Winter treats
But when it comes to trendsetting hotpots, you have to hand it to the Hong Kong foodies.
It first started with humble steamboat stalls that popped up in the winter in back alleys. Each low wooden table had a charcoal burner with a pot of simmering stock, and a metal tray loaded with slices of meat, oysters, clams, chicken wings, vegetables, mushrooms, fresh tofu and dried tofu.
From these pop-up daipaidong, the Hong Kong hotpot went upmarket into restaurants offering top-grade well-marbled beef, feiniu huoguo.
Several reincarnations and many decades later, the current craze is for tonic soup hotpots that are full of natural collagen. The stock is usually made of pork hocks or shark cartilage and a secret blend of dried herbs.
The hotpot is now a sophisticated gourmet meal, but it started as a convenient way to use up meat and vegetables while eating around a warm fire in winter.
In almost every city in China, you can enjoy an excellent hotpot with regional characteristics, from chicken, beef and lamb to very special local ingredients.
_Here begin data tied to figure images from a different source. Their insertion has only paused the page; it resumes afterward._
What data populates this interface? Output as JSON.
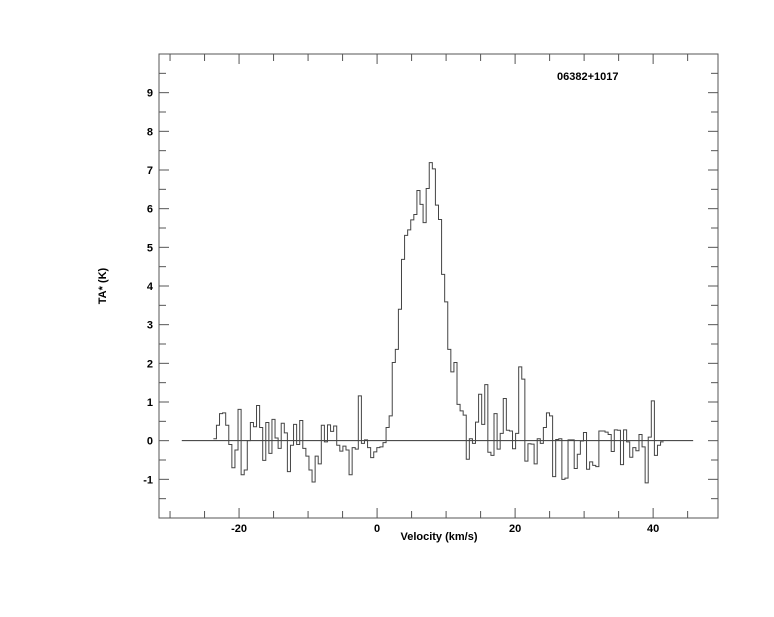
{
  "chart_data": {
    "type": "line",
    "style": "step",
    "title": "06382+1017",
    "title_position": "top-right",
    "xlabel": "Velocity (km/s)",
    "ylabel": "TA* (K)",
    "xlim": [
      -31.6,
      49.4
    ],
    "ylim": [
      -2,
      10
    ],
    "x_ticks_labeled": [
      -20,
      0,
      20,
      40
    ],
    "x_tick_labels": [
      "-20",
      "0",
      "20",
      "40"
    ],
    "x_minor_step": 5,
    "y_ticks_labeled": [
      -1,
      0,
      1,
      2,
      3,
      4,
      5,
      6,
      7,
      8,
      9
    ],
    "y_tick_labels": [
      "-1",
      "0",
      "1",
      "2",
      "3",
      "4",
      "5",
      "6",
      "7",
      "8",
      "9"
    ],
    "y_minor_step": 0.5,
    "grid": false,
    "baseline": {
      "y": 0,
      "x_from": -28.3,
      "x_to": 45.8
    },
    "series": [
      {
        "velocity_first_channel": -23.5,
        "velocity_last_channel": 41.3,
        "values": [
          0.05,
          0.4,
          0.7,
          0.72,
          0.4,
          -0.1,
          -0.7,
          -0.24,
          0.81,
          -0.88,
          -0.76,
          0.0,
          0.47,
          0.36,
          0.91,
          0.34,
          -0.51,
          0.47,
          -0.33,
          0.55,
          0.07,
          -0.2,
          0.45,
          0.2,
          -0.8,
          -0.12,
          0.42,
          -0.1,
          0.52,
          -0.2,
          -0.4,
          -0.76,
          -1.07,
          -0.4,
          -0.6,
          0.4,
          -0.03,
          0.41,
          0.24,
          0.38,
          -0.12,
          -0.27,
          -0.14,
          -0.24,
          -0.88,
          -0.18,
          -0.22,
          1.16,
          -0.07,
          0.02,
          -0.18,
          -0.44,
          -0.29,
          -0.18,
          -0.16,
          -0.05,
          0.34,
          0.64,
          2.02,
          2.36,
          3.4,
          4.69,
          5.31,
          5.45,
          5.71,
          5.85,
          6.47,
          6.11,
          5.64,
          6.52,
          7.19,
          7.03,
          6.09,
          5.72,
          4.3,
          3.59,
          2.36,
          1.78,
          2.02,
          0.94,
          0.77,
          0.66,
          -0.48,
          0.05,
          -0.07,
          0.48,
          1.2,
          0.42,
          1.45,
          -0.3,
          -0.38,
          0.7,
          -0.22,
          0.19,
          1.09,
          0.27,
          0.25,
          -0.21,
          0.19,
          1.91,
          1.59,
          -0.53,
          -0.08,
          -0.09,
          -0.6,
          0.05,
          -0.07,
          0.34,
          0.72,
          0.64,
          -0.93,
          0.03,
          0.05,
          -1.0,
          -0.97,
          0.02,
          0.02,
          -0.72,
          -0.35,
          -0.01,
          0.21,
          -0.74,
          -0.55,
          -0.64,
          -0.67,
          0.25,
          0.25,
          0.22,
          0.16,
          -0.28,
          0.28,
          0.27,
          -0.62,
          0.28,
          -0.03,
          -0.43,
          -0.18,
          -0.26,
          0.16,
          -0.16,
          -1.09,
          0.09,
          1.03,
          -0.38,
          -0.12,
          -0.03
        ],
        "color": "#000000"
      }
    ]
  }
}
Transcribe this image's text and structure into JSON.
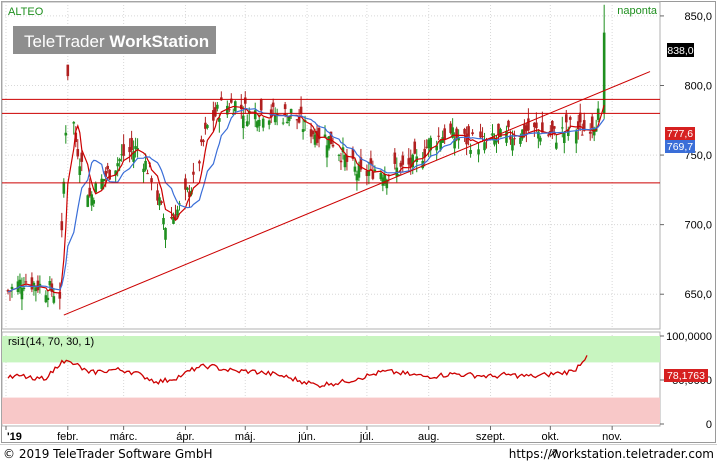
{
  "instrument": "ALTEO",
  "period": "naponta",
  "watermark": {
    "brand_light": "TeleTrader ",
    "brand_bold": "WorkStation"
  },
  "price_badges": {
    "last": "838,0",
    "level_red": "777,6",
    "ma_blue": "769,7"
  },
  "rsi": {
    "label": "rsi1(14, 70, 30, 1)",
    "badge": "78,1763"
  },
  "footer": {
    "copyright": "© 2019 TeleTrader Software GmbH",
    "arrow": "↗",
    "url": "https://workstation.teletrader.com"
  },
  "colors": {
    "up": "#1f8f1f",
    "down": "#b02020",
    "ma_red": "#cc0000",
    "ma_blue": "#3a6ed8",
    "rsi_line": "#cc0000",
    "overbought_band": "#c8f5c0",
    "oversold_band": "#f8c8c8"
  },
  "chart_data": [
    {
      "type": "candlestick",
      "title": "ALTEO",
      "timeframe": "naponta",
      "ylim": [
        625,
        860
      ],
      "y_ticks": [
        650,
        700,
        750,
        800,
        850
      ],
      "y_tick_labels": [
        "650,0",
        "700,0",
        "750,0",
        "800,0",
        "850,0"
      ],
      "x_tick_labels": [
        "'19",
        "febr.",
        "márc.",
        "ápr.",
        "máj.",
        "jún.",
        "júl.",
        "aug.",
        "szept.",
        "okt.",
        "nov."
      ],
      "horizontal_levels": [
        790,
        780,
        730
      ],
      "trendline": {
        "from": {
          "x": "2019-01-30",
          "y": 635
        },
        "to": {
          "x": "2019-11-20",
          "y": 810
        }
      },
      "series": [
        {
          "name": "candles",
          "description": "daily OHLC, approximate",
          "points": [
            {
              "x": "2019-01-02",
              "c": 652
            },
            {
              "x": "2019-01-10",
              "c": 660
            },
            {
              "x": "2019-01-20",
              "c": 655
            },
            {
              "x": "2019-01-28",
              "c": 650
            },
            {
              "x": "2019-02-01",
              "c": 810
            },
            {
              "x": "2019-02-05",
              "c": 760
            },
            {
              "x": "2019-02-12",
              "c": 720
            },
            {
              "x": "2019-02-20",
              "c": 735
            },
            {
              "x": "2019-03-01",
              "c": 750
            },
            {
              "x": "2019-03-08",
              "c": 755
            },
            {
              "x": "2019-03-15",
              "c": 735
            },
            {
              "x": "2019-03-22",
              "c": 700
            },
            {
              "x": "2019-03-29",
              "c": 712
            },
            {
              "x": "2019-04-05",
              "c": 730
            },
            {
              "x": "2019-04-12",
              "c": 770
            },
            {
              "x": "2019-04-19",
              "c": 785
            },
            {
              "x": "2019-04-26",
              "c": 787
            },
            {
              "x": "2019-05-03",
              "c": 780
            },
            {
              "x": "2019-05-10",
              "c": 782
            },
            {
              "x": "2019-05-17",
              "c": 778
            },
            {
              "x": "2019-05-24",
              "c": 780
            },
            {
              "x": "2019-05-31",
              "c": 770
            },
            {
              "x": "2019-06-07",
              "c": 765
            },
            {
              "x": "2019-06-14",
              "c": 760
            },
            {
              "x": "2019-06-21",
              "c": 745
            },
            {
              "x": "2019-06-28",
              "c": 735
            },
            {
              "x": "2019-07-05",
              "c": 740
            },
            {
              "x": "2019-07-12",
              "c": 738
            },
            {
              "x": "2019-07-19",
              "c": 740
            },
            {
              "x": "2019-07-26",
              "c": 745
            },
            {
              "x": "2019-08-02",
              "c": 760
            },
            {
              "x": "2019-08-09",
              "c": 765
            },
            {
              "x": "2019-08-16",
              "c": 762
            },
            {
              "x": "2019-08-23",
              "c": 760
            },
            {
              "x": "2019-08-30",
              "c": 758
            },
            {
              "x": "2019-09-06",
              "c": 762
            },
            {
              "x": "2019-09-13",
              "c": 765
            },
            {
              "x": "2019-09-20",
              "c": 768
            },
            {
              "x": "2019-09-27",
              "c": 766
            },
            {
              "x": "2019-10-04",
              "c": 764
            },
            {
              "x": "2019-10-11",
              "c": 770
            },
            {
              "x": "2019-10-18",
              "c": 768
            },
            {
              "x": "2019-10-25",
              "c": 778
            },
            {
              "x": "2019-10-28",
              "c": 838
            }
          ]
        },
        {
          "name": "MA (red)",
          "last": 777.6
        },
        {
          "name": "MA (blue)",
          "last": 769.7
        }
      ]
    },
    {
      "type": "line",
      "title": "rsi1(14, 70, 30, 1)",
      "ylim": [
        0,
        100
      ],
      "y_ticks": [
        0,
        50,
        100
      ],
      "y_tick_labels": [
        "0",
        "50,0000",
        "100,0000"
      ],
      "bands": [
        {
          "from": 70,
          "to": 100,
          "color": "green"
        },
        {
          "from": 0,
          "to": 30,
          "color": "red"
        }
      ],
      "series": [
        {
          "name": "rsi",
          "last": 78.1763,
          "values": [
            52,
            55,
            50,
            54,
            72,
            68,
            58,
            60,
            62,
            60,
            55,
            48,
            50,
            56,
            64,
            66,
            62,
            60,
            60,
            58,
            56,
            52,
            48,
            44,
            46,
            48,
            52,
            56,
            60,
            58,
            56,
            54,
            55,
            57,
            56,
            55,
            54,
            56,
            55,
            54,
            56,
            58,
            60,
            78
          ]
        }
      ]
    }
  ]
}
In Sanya city in Hainan island, they use coconut water and chicken for a tasty hotpot.
Once, on a visit to Jingning county in Yunnan while visiting Admiral Zhenghe's hometown, we had a hotpot made with pigs' trotters flavored by an aromatic but extremely tart suanmugua, a local fruit known as "sour papaya".
This rustic hotpot was one of the most delicious I had ever eaten.